Many of such water accidents, according to the Red Cross manager Kalangala branch, Mr Ibrahim Ssenyonga, occur between May and August, when strong winds blowing from the Tanzania side hit the lake.
“We usually advise people travelling during that period to wear life jackets such that they are protected since they do not have secure marine vessels to transport them to their final destinations,” says Mr Ssenyonga.
According to Mr Willy Lugoloobi, the district chairperson, for the past 28 years, the biggest habitable part of the district has not had safe transport means to the main land after the MV Barnabas, the only reliable marine vessel that operated within the area, broke down in July 1990.

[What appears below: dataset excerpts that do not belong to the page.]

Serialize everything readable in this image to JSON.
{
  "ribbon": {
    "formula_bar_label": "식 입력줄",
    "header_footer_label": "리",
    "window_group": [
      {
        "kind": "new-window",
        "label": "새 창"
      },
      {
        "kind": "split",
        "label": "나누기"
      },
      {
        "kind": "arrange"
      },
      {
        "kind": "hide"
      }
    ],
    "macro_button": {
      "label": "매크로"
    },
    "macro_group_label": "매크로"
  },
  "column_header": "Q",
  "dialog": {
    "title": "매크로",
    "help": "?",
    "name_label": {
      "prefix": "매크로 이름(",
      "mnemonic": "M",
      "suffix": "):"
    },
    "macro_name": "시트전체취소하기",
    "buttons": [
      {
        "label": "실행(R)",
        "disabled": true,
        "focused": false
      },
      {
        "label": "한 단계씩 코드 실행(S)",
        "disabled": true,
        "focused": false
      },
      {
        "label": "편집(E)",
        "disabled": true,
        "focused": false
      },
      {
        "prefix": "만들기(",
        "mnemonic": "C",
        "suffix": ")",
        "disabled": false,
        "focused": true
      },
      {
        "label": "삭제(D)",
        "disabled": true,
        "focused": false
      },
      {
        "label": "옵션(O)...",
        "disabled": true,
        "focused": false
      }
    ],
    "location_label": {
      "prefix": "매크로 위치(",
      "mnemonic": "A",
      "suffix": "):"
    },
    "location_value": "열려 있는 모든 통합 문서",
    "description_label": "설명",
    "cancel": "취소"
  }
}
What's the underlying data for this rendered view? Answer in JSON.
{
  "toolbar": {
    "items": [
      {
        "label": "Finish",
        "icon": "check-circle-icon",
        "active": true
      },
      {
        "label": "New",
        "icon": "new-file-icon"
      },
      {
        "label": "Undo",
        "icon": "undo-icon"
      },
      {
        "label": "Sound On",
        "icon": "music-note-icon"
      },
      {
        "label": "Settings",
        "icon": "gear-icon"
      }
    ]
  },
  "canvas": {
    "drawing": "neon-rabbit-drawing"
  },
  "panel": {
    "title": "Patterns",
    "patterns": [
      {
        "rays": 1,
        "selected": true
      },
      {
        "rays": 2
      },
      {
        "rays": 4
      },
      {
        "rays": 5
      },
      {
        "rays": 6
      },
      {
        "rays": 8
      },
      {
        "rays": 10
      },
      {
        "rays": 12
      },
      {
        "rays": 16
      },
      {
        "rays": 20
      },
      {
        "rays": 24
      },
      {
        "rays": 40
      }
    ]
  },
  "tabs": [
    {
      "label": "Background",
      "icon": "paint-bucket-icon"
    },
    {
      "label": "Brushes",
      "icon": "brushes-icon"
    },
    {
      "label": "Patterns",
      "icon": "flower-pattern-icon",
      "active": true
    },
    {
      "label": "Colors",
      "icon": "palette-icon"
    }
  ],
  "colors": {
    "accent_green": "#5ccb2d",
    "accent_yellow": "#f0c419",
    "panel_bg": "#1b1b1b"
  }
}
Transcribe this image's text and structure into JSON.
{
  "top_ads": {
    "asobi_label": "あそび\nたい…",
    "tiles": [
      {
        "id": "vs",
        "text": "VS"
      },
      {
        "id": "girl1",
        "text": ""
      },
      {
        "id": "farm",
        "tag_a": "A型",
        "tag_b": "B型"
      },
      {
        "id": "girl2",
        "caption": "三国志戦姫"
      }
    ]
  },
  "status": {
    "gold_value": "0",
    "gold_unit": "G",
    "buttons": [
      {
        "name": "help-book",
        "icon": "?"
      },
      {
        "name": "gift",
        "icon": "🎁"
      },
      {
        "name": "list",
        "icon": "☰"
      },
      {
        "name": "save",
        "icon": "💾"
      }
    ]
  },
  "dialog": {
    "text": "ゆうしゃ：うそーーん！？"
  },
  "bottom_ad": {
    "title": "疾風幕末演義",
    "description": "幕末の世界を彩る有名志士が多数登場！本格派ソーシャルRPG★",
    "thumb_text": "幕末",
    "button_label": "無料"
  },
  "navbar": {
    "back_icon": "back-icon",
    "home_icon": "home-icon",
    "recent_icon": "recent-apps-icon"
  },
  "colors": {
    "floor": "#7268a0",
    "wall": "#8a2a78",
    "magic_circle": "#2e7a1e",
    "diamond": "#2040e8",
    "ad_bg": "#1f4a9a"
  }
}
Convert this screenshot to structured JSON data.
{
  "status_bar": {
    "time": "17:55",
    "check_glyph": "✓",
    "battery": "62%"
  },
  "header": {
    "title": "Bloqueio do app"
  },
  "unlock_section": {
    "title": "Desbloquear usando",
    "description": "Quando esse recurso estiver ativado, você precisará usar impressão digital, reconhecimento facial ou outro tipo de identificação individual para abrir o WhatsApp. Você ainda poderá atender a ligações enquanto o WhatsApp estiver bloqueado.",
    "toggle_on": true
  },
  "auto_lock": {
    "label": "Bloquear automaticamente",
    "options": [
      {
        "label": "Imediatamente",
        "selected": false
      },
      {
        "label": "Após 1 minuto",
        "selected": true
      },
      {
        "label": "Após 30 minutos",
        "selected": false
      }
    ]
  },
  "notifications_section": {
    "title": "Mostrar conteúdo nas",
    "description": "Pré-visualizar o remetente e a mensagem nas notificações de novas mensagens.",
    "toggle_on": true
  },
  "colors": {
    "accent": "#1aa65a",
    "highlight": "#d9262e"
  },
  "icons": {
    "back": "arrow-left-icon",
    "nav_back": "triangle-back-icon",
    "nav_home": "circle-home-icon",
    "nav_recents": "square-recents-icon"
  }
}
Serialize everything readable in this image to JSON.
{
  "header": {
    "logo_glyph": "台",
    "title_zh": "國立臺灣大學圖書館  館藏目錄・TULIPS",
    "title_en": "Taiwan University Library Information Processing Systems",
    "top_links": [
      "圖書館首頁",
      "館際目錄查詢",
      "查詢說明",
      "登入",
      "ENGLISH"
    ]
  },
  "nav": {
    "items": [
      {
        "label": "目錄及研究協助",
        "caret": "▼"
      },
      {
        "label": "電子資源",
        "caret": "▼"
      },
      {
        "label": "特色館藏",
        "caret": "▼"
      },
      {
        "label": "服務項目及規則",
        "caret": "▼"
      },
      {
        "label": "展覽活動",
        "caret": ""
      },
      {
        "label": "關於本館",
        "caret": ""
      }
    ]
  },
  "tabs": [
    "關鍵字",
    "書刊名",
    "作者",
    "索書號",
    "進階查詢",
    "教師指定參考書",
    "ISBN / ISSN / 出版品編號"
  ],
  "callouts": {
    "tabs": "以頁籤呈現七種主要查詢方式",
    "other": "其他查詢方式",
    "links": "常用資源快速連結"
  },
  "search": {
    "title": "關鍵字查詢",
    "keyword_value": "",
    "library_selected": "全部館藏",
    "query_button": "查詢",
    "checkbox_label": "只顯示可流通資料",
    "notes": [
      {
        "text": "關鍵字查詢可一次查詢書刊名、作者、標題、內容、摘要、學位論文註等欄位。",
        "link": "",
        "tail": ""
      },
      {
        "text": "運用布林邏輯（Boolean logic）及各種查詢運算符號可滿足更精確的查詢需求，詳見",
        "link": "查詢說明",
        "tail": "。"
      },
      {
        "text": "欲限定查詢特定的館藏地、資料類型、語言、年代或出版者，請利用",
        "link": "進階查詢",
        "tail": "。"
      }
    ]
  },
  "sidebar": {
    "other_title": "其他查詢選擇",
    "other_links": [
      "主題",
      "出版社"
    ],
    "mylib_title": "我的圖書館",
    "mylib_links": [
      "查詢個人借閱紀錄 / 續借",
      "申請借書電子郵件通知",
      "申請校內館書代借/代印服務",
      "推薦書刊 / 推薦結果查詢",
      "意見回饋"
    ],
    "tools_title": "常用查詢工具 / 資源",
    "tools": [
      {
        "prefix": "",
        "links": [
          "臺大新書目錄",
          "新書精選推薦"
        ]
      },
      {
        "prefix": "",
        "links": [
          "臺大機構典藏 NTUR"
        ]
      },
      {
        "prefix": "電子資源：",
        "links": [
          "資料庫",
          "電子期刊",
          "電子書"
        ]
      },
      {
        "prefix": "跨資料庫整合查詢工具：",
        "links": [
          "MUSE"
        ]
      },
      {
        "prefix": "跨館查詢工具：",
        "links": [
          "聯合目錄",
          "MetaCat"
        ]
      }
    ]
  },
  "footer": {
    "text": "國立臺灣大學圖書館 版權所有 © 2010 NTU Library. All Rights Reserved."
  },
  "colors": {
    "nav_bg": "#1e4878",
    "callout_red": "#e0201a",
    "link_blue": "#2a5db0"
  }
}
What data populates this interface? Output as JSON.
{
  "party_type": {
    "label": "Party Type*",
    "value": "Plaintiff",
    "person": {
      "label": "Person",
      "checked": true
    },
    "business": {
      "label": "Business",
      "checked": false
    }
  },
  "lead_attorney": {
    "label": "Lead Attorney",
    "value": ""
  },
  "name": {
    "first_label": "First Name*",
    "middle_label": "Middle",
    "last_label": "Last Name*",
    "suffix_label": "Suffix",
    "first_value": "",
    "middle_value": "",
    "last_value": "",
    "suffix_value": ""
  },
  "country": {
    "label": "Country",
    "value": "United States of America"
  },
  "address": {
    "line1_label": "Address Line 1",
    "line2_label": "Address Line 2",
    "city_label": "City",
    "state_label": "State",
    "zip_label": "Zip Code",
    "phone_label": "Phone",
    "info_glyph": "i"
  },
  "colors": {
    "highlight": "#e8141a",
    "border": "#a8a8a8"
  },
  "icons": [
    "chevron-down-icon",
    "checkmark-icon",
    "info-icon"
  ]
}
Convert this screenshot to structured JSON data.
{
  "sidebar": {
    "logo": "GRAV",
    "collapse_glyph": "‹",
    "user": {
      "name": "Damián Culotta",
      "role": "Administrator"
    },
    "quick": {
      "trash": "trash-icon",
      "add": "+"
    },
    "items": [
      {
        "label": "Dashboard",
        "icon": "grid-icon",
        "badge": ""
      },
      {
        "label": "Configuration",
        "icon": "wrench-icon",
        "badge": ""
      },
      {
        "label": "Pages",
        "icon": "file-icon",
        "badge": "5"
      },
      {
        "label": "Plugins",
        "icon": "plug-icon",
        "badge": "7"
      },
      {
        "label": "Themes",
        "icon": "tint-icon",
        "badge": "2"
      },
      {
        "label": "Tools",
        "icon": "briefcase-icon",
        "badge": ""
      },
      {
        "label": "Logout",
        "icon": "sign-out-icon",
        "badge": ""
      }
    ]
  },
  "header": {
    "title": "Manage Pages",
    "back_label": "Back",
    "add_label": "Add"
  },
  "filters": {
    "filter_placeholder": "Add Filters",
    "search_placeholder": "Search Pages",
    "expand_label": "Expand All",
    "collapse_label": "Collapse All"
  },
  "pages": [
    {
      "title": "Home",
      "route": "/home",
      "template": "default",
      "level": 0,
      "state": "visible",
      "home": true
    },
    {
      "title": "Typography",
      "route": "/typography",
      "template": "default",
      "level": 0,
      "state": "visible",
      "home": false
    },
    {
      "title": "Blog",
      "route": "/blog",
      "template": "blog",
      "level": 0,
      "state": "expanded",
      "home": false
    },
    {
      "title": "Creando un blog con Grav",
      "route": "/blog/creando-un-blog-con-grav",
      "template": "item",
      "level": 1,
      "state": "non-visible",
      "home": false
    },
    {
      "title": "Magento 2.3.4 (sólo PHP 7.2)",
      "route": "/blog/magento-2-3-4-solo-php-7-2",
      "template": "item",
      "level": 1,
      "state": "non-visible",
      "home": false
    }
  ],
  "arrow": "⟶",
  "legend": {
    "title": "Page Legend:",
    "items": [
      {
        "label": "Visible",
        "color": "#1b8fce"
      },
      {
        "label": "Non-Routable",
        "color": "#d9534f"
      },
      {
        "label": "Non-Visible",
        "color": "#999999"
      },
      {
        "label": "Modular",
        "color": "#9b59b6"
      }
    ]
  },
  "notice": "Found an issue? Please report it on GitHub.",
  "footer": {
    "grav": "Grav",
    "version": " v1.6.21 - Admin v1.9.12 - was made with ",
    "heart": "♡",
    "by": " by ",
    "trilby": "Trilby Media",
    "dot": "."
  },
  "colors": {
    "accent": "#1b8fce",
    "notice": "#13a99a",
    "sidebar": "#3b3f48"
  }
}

“For all those years, the whole district never had a marine vessel, save for the mini-ferry that operated on the southern route between Masaka and Luku-Bugoma Landing Site on the Kalangala side,” says Mr Lugoloobi.
Islanders have since been using cargo boats from Kasenyi Landing Site in Entebbe to connect to different docking sites. Some of the docking sites such as Bukasa-Kiwungu, Kitobo, Kachungwa and Bufumira, remain untilised while others have been turned into fishing sites.
Kalangala’s largest population, however, lives on the outlying islands despite lacking reliable means of transport.
“This leaves us vulnerable to water accidents yet many of us cannot afford protective gear such as life jackets, reliable boats, and neither do we have skills in swimming,” says Mr Richard Lwanga, who once fell in the lake when the boat they were travelling in capsized.

Challenge
Currently, the district has three major marine vessels; MV Kalangala, that plies the route between Nakiwogo–Entebbe, Lutoboka, MV Pearl and MV Ssese, which operate between Bukakkata in Masaka and Luku-Bugoma in Kalangala.
All the ferries dock on Bugala, leaving the rest of the 63 islands with no reliable means of transport.
The major economic activities in the district are fishing and plantation agriculture, mainly oil palm growing.
However, the furthest outlying islands remain inaccessible, which makes transportation of fish and other goods to the main land difficult. During a district executive meeting last November, the finance officer, Mr Wilberforce Kakooza, said the district loses at least Shs198 million every three months in goods that fail to reach the market in time due to lack of reliable transport means.
The district locally generates revenue of about Shs320 million every year. This, according to the chief administrative officer, Mr Gabriel Atama, is below the projected annual district budget.
“And all this is because of several challenges, including unreliable water transport, which would transport several staff to collect taxes. The locals too cannot trade because the markets are far away and the people, who buy goods take them at giveaway price, leaving us with losses,” Mr Atama says.
In October, the State minister for Works, Gen Katumba Wamala, visited several docking sites in the district and promised an immediate intervention, including procuring another new marine vessel.